Le figure sono scolpite e dipinte a tutto tondo e dopo l’intaglio, l‘intera superficie è stata apprettata interamente con colla animale e poi preparata con un sottile strato di gessatura atto a ricevere il colore. 

 

L’unico elemento che non è ricavato dal legno è il cartiglio: questo è stato realizzato in lamierino dipinto e si tratta molto probabilmente di un rifacimento. 

 

Prima del restauro la pellicola pittorica originale era completamente ridipinta e soggiacente anche a tre o quattro livelli di ridipintura. Oltre alla diffusa condizione lacunosa in cui versa il livello originale, questo, dove ancora presente, è molto assottigliato o abraso in diverse e ampie porzioni. 

Sono certi, infatti, diversi interventi di manutenzione che hanno interessato l’intera superficie del gruppo. Grazie ai vari generi di dati raccolti durante il restauro, all’iscrizione individuata sul retro del cartiglio “Cav. G. Taverna | Restaurò | 1919” e alle informazioni storiche d’archivio, è stato possibile fornire un’ipotesi cronologica e quantitativa dei vari interventi manutentivi occorsi nei secoli, ognuno dei quali è collegabile a un diverso livello di ridipintura. Come si vede nelle immagini seguenti (pp. 19-21)sono stati individuati almeno 3 livelli di ridipintura che sono stati indagati mediante micro campionature inglobate in resina e osservate allo stereo microscopio per identificare la stratigrafia. Si tenga conto che il livello indicato con il n.1 corrisponde a quello più antico.

La pulitura è stata eseguita con svariati metodi e tecniche, messi a punto dopo molti mesi di test e sperimentazione. Oltre ai metodi tradizionali sono state impiegate altre modalità che consentissero di lavorare con maggiore precisione e con risultati altrimenti insperati. Tra le tecniche utilizzate si annovera il metodo di pulitura laser, ma soprattutto un sistema di micro sabbiatura a pressione controllata chiamato IBIX (visibile nella foto seguente). Questa tecnica ha consentito di assottigliare gli spessi e tenaci strati di sporco e ridipintura per ritrovare le finiture originali mediante un piccolo manipolo, delle dimensioni di una penna. Molte operazioni sono state condotte con l’ausilio del microscopio, fondamentale per calibrare la pulitura e rispettare gli strati originali di colore. 

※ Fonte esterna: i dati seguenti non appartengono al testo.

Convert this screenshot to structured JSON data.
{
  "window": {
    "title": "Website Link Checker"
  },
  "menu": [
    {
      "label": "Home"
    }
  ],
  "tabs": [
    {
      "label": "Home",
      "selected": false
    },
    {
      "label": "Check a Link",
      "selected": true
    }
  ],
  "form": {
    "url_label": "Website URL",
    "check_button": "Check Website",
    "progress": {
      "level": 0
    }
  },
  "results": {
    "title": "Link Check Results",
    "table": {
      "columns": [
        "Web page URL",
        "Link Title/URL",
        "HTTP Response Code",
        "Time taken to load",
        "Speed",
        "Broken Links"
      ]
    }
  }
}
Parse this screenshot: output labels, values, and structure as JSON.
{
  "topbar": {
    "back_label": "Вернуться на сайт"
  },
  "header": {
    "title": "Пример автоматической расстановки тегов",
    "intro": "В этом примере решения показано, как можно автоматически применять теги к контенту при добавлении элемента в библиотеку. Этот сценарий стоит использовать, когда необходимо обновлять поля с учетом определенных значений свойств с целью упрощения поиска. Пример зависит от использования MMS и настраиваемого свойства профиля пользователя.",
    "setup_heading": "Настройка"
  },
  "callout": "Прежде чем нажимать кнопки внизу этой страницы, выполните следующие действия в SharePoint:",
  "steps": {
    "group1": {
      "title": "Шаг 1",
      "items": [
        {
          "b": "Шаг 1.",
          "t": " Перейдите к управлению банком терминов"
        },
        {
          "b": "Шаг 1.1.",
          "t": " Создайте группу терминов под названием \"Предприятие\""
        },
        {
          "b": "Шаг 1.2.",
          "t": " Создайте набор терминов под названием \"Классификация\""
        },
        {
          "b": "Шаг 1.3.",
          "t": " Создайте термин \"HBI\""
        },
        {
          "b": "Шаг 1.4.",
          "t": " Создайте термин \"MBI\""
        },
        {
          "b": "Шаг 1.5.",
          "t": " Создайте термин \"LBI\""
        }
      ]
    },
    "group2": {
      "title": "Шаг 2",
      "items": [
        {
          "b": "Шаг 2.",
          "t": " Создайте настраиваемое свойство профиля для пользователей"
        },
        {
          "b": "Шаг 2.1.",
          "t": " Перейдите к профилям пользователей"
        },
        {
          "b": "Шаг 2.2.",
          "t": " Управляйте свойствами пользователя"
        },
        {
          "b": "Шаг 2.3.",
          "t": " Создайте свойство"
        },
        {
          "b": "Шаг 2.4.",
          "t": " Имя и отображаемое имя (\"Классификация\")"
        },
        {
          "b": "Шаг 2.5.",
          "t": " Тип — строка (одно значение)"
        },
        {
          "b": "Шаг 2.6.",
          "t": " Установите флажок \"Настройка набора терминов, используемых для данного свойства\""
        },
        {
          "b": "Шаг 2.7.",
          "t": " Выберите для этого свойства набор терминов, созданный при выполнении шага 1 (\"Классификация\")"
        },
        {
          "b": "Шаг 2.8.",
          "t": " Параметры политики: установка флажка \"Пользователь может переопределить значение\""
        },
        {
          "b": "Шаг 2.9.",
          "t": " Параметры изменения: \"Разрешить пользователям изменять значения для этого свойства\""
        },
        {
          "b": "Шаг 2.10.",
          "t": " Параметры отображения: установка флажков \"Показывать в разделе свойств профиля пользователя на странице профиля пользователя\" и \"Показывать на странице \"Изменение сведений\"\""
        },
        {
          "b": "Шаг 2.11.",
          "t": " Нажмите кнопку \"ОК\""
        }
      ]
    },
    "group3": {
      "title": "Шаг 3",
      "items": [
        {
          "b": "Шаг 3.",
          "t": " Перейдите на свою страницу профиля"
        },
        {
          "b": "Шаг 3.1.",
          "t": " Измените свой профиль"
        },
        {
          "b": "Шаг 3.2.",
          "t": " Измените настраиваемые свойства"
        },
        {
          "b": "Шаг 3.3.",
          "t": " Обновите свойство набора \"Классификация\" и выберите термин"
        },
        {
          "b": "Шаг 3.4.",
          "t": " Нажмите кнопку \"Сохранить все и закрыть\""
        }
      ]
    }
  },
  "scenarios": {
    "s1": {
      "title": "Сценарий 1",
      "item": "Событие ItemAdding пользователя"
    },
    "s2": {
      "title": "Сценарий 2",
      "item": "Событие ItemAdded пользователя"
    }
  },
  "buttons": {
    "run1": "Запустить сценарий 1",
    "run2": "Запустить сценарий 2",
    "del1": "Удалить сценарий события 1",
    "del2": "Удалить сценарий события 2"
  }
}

Durante il riallestimento dell’opera è stato possibile riposizionare correttamente la figura della Maddalena che prima del restauro si trovava in una posizione più avanzata. Lo studio del gruppo e la comprensione del metodo costruttivo hanno permesso, in fase di rimontaggio di riproporre la corretta posizione di tutte le figure. La Maddalena infatti, si appoggia alla croce abbracciandola. 

I colori emersi hanno rivelato accostamenti cromatici pienamente Settecenteschi e di grande effetto. Il contrasto del verde e del rosso, rispettivamente della veste e del manto di San Giovanni, il blu e il colore lacca di garanza della veste della Madonna con il velo inaspettatamente verde, il colore indaco del cappuccio legato sul petto della Maddalena e, infine, il decoro molto ammalorato ma ancora apprezzabile, del perizoma del Cristo, figura della quale è stato possibile anche recuperare la bellezza e finezza cromatica dell’incarnato.

La chiesa dello Spirito Santo è resa fruibile, anche, grazie alla collaborazione con i Volontari del Touring Club per il Patrimonio Culturale impegnati nel progetto Aperti per Voi che a livello nazionale dal 2005 rende godibili palazzi, musei, monumenti, aree archeologiche e chiese; luoghi di cultura “adottati” dal Touring Club Italiano e animati da incontri, concerti, mostre e che ha già superato i tre milioni di visitatori.